I got to this neighborhood after Arleen did.

When I came to this neighborhood, no one was communicating with no one. But that’s just me. I communicate, I talk, I share. And now, I feel like everybody is connected. When the new neighbors came in I knocked on the door “Hi, I’m Denise Foxx, I’m the new neighbor, I appreciate you living here.” And from then on, they have just been “Hi Denise!” That’s how it starts.

Sometimes when people move in and you don’t say anything, you keep a distance, that becomes the way it is. The lady next door never said a word, she’d just look at me. So I said “good morning” “How are ya” “God bless you.” And now, it’s different. She came and helped me put hostas in my garden, we shovel snow together, she’ll come over and we’ll talk. Sometimes you got to go that extra mile. It takes that. See I’m not from the city either, I’m from the South. People there are used to working together.

I think a lot of people are scared now. Who would’ve though that a 17-year-old boy would be killed just down the street. This boy walked on his tippy-toes, he was special ED. They followed him off the bus, they tussled with him. Mind you, I’m in my window. This is daytime, broad daylight. When I saw the crime tape, I asked my neighbor Jennifer what it was for. We looked down the street, the boy is gone. We in the window didn’t hear a gunshot, nothing at all.

They said that whoever it was thought he had some money and was trying to rob him. He was 17 and he was mentally retarded. He had no money, maybe he had a dollar and some change. No credit cards, no nothing. I know for a fact he never hurt no body. All he ever did was walk to the Dollar Store on his tippy-toes, walk back.

That was about 5-6 days ago. And then, a week before that, this first block. They just shot a man never bothered anybody. Never hurt anyone. Trying to rob him. With that man, he also had no money. These houses almost make you think people have something, but if they knew the struggle….

It’s scary, it makes you live on edge.

I’ve never been broken into here. But that house there, they broke into her house.
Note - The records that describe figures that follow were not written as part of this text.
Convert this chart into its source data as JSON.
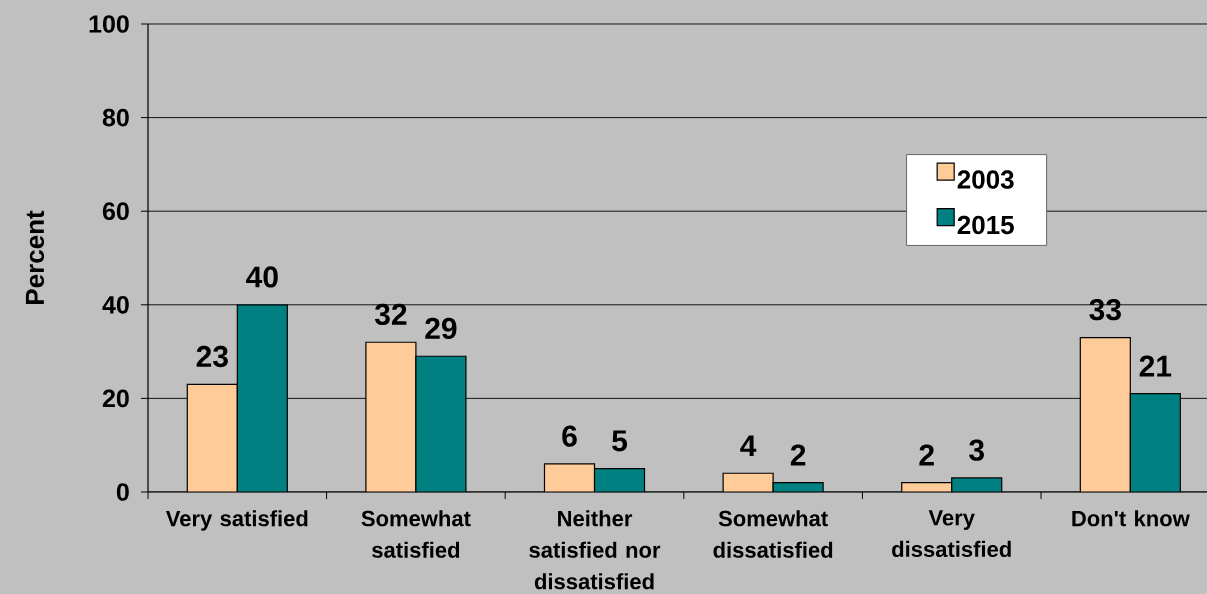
{
  "chart_data": {
    "type": "bar",
    "ylabel": "Percent",
    "categories": [
      "Very satisfied",
      "Somewhat satisfied",
      "Neither satisfied nor dissatisfied",
      "Somewhat dissatisfied",
      "Very dissatisfied",
      "Don't know"
    ],
    "series": [
      {
        "name": "2003",
        "color": "#ffcc99",
        "values": [
          23,
          32,
          6,
          4,
          2,
          33
        ]
      },
      {
        "name": "2015",
        "color": "#008080",
        "values": [
          40,
          29,
          5,
          2,
          3,
          21
        ]
      }
    ],
    "ylim": [
      0,
      100
    ],
    "yticks": [
      0,
      20,
      40,
      60,
      80,
      100
    ],
    "grid": "y",
    "legend": "top right",
    "data_labels": true
  }
}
This is what they did. They took her small flat screen television. Killed her German Shepherd. Killed the dog. They had broke in the back of her house but they dropped the television for whatever reason and it was just broken in the back of the alley. Senseless waste.
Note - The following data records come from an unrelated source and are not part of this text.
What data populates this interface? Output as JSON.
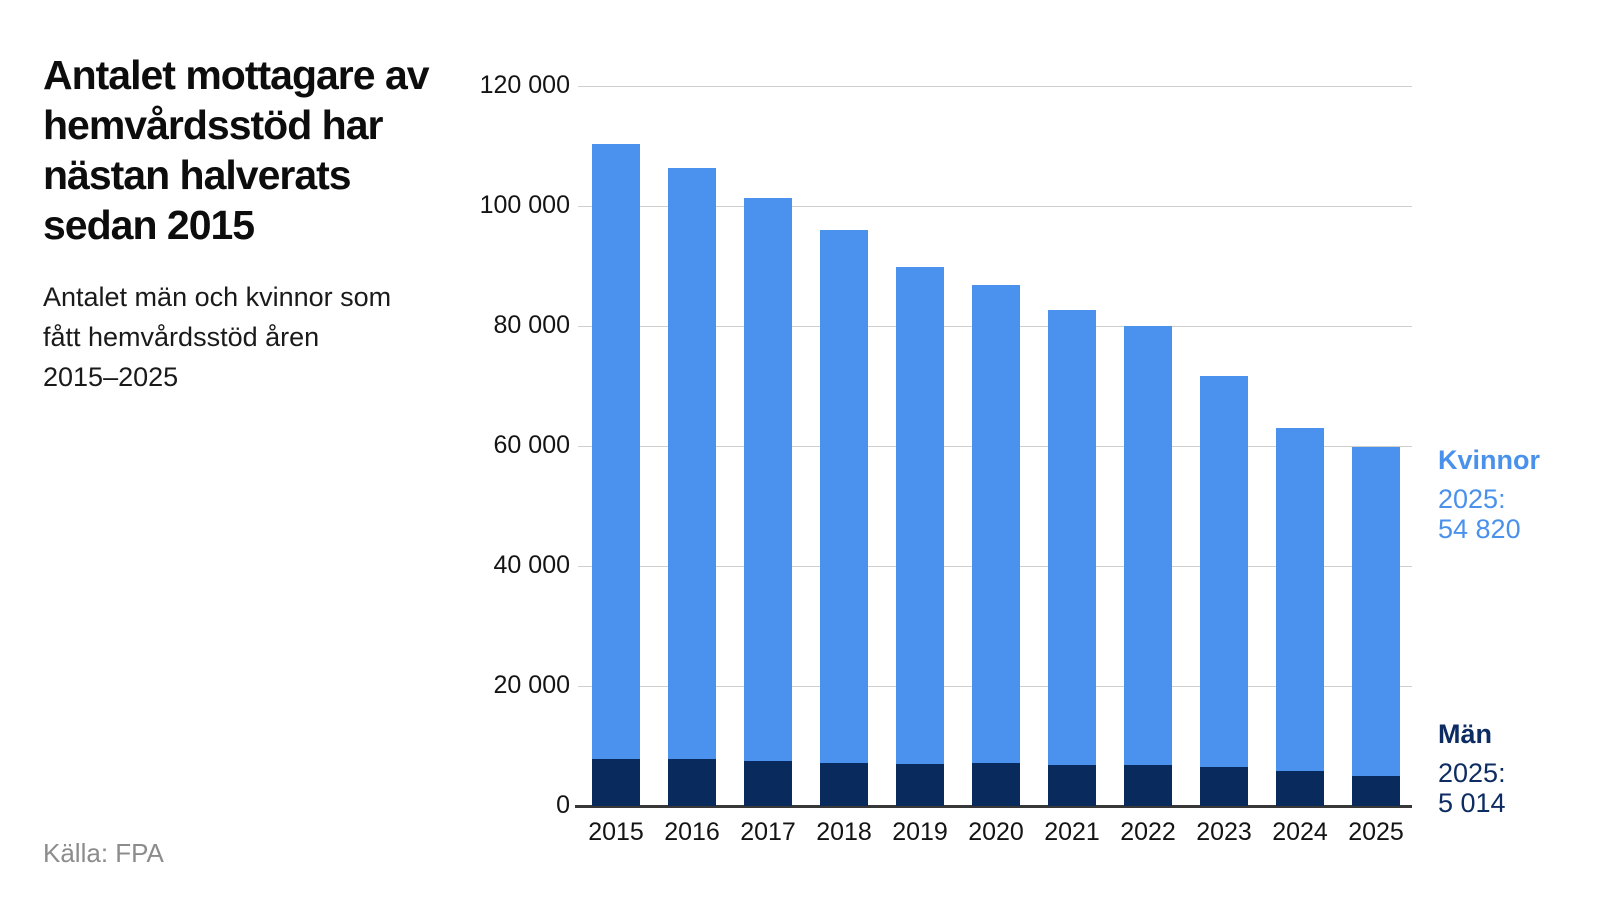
{
  "chart_data": {
    "type": "bar",
    "stacked": true,
    "title": "Antalet mottagare av\nhemvårdsstöd har\nnästan halverats\nsedan 2015",
    "subtitle": "Antalet män och kvinnor som\nfått hemvårdsstöd åren\n2015–2025",
    "source": "Källa: FPA",
    "categories": [
      "2015",
      "2016",
      "2017",
      "2018",
      "2019",
      "2020",
      "2021",
      "2022",
      "2023",
      "2024",
      "2025"
    ],
    "series": [
      {
        "name": "Män",
        "key": "man",
        "color": "#082a5c",
        "values": [
          7900,
          7900,
          7500,
          7200,
          7000,
          7100,
          6900,
          6900,
          6500,
          5800,
          5014
        ]
      },
      {
        "name": "Kvinnor",
        "key": "kvinnor",
        "color": "#4a92ee",
        "values": [
          102400,
          98500,
          93800,
          88800,
          82800,
          79700,
          75800,
          73100,
          65200,
          57200,
          54820
        ]
      }
    ],
    "ylim": [
      0,
      120000
    ],
    "ytick_step": 20000,
    "ytick_labels": [
      "0",
      "20 000",
      "40 000",
      "60 000",
      "80 000",
      "100 000",
      "120 000"
    ],
    "grid": true,
    "legend_position": "right",
    "legend_annotations": {
      "kvinnor": {
        "label": "Kvinnor",
        "detail": "2025:\n54 820",
        "color": "#4a91ec"
      },
      "man": {
        "label": "Män",
        "detail": "2025:\n5 014",
        "color": "#0d2c62"
      }
    }
  }
}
Now they’re coming in their home. Where are you safe? We try to get in before dark but, you know.

I have an alarm system but these alarm people, they call you and if you don’t respond, they’ll just keep calling you. I’m like “if I didn’t answer the phone, call the cops! Why are you still calling me?” My alarm went off, I’m with ADT, and they had probably called me at 5:00, they finally sent the cops at like 8:00.

I didn’t know anything about the auction. I didn’t know a thing about it. My plan was, I got foreclosed, I gotta move. I have my sister, my brother, my mom, all here in Detroit. I don’t know if I’ll stay in Detroit, I always said if I leave from this house I’ll go to Atlanta.

Honey when you came to tell us about the auction, as soon as I saw Arleen, I said “God has sent someone to us. I just want you to know, He did it.” I said “this is her number right here that we have got to call because there is hope.”

But if I don’t keep the place, well that means I have to move. And I go from there.

One guy lost his house and killed himself. That kind a thinking is not an option. And it’s sad when people think that way.

But I’m gonna tell you what I truly believe, is that if God will bring me to it, he’ll bring me through it. And I have just that much faith. I’ve seen some days worse than this, that I thought I wasn’t gonna make it. And I did.